Once scanned, Rogue Wave aggregates the information and creates comprehensive reports to give companies the information they need to make informed decisions about distribution, security issues, and legal considerations.
Open source license compliance
Without a comprehensive understanding of the open source packages and licenses embedded in your applications, companies that distribute software or products containing software may be at risk of violating the legal obligations of one or more licenses. Our OpenLogic application audit service helps enterprises understand the license obligations that come with the open source software used in products they distribute.

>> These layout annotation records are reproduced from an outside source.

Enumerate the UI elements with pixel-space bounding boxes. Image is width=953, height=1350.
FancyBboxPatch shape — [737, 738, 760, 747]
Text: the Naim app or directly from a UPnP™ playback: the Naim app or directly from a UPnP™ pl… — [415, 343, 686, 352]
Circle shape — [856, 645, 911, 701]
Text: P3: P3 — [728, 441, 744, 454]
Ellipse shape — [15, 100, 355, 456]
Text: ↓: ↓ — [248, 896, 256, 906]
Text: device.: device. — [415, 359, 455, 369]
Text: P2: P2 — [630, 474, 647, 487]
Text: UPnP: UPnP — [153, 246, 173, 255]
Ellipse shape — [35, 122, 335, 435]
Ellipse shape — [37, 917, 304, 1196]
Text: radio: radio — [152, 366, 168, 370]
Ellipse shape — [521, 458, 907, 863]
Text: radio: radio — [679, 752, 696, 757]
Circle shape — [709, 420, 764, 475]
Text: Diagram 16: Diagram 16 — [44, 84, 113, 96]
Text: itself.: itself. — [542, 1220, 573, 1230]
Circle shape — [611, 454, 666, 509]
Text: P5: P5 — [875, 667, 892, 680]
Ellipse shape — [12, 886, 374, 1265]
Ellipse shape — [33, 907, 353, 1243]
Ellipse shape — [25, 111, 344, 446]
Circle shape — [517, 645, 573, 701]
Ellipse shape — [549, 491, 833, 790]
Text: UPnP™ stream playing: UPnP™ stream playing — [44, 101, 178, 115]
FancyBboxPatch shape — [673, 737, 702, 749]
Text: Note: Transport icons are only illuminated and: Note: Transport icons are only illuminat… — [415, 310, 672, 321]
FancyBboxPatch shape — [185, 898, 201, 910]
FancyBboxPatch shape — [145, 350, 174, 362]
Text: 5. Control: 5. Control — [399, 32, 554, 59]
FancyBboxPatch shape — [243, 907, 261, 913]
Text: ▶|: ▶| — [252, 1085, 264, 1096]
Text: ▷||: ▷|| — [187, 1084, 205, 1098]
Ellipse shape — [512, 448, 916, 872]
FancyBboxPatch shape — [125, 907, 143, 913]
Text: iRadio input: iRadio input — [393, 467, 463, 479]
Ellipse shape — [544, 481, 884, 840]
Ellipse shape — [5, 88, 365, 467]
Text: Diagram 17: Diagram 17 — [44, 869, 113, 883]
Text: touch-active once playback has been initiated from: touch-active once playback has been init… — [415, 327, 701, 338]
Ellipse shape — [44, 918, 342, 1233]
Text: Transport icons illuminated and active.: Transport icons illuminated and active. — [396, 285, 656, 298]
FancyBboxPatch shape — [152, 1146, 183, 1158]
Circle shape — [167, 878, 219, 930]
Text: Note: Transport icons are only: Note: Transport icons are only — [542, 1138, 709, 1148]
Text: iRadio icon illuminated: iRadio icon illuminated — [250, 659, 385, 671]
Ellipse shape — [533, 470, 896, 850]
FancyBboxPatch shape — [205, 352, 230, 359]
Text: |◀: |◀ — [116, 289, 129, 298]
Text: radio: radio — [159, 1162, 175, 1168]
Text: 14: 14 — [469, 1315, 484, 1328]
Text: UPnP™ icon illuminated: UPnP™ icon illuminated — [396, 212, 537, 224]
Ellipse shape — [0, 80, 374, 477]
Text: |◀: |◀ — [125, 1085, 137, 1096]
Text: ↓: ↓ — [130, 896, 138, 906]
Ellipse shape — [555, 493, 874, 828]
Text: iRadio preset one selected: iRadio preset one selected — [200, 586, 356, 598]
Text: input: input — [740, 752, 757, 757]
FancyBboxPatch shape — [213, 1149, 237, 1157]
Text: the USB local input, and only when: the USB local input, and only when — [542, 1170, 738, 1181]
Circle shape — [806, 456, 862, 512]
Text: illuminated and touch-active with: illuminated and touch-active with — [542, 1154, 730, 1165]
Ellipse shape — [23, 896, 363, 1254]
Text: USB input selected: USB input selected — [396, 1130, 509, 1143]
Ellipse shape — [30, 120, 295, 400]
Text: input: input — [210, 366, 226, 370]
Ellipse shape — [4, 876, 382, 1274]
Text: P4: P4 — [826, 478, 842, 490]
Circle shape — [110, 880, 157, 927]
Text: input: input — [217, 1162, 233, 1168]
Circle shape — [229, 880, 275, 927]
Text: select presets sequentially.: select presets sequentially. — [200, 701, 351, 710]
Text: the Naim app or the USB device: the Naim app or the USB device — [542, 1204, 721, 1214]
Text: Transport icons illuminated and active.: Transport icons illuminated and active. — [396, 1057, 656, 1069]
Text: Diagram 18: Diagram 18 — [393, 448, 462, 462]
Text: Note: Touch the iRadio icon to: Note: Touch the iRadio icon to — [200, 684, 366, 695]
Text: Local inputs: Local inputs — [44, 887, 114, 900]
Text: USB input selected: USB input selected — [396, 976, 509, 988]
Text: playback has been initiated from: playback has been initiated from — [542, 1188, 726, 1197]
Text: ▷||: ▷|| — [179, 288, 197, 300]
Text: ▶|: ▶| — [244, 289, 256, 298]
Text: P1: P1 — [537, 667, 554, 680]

Going one-step further, the Compliance Checklist service provides the critical information that organizations need to fulfill their open source license compliance requirements. This is essential for companies that distribute software – or products containing software – and need to assure license compliance. The Compliance Checklist service does just that - it provides the framework to verify OSS license compliance. With this service, you avoid customer objections and potential litigation.
Open source M & A and legal audits
Open source licenses used in acquired intellectual property have a significant impact on the valuation of the company. Whether for internal audit purposes or a Merger and Acquisition (M & A) transaction, our M&A Open Source Audit service provides technical and legal stakeholders with a detailed scan of software assets to identify open source. It offers a due diligence report that includes a complete list of open source packages and licenses that were found along with the relevant obligations that must be followed to ensure license compliance.
During an M&A transaction, it’s critical for both sellers and buyers to understand the IP profile of any software assets, including information about any open source software that may be included in proprietary code. Buyers can leverage the M&A Open Source Audit service to identify intellectual property conflicts and ensure that they understand any embedded open source licenses and obligations. Sellers can use the M&A Open Source Audit service to provide accurate disclosures and ensure mergers and acquisitions move forward smoothly and without asset devaluation.
OSS application security
The open source software (OSS) bill of materials (BOM) delivered in our OSS audits provide a list of the OSS components that are part of the codebase. These components may have known security vulnerabilities associated with themand it’s critical for an organization to quickly identify and remediate any such threats to avoid the financial, reputation, and regulatory damages associated with security breaches. Our OSS audit experts help CISO and development teams prioritize and identify the security risks hiding in their code bases. The audit consultants review the National Institute of Standards and Technology (NIST) Vulnerability Database to provide a risk assessment of the discovered OSS software components allowing you to develop a remediation plan and prioritize based on severity.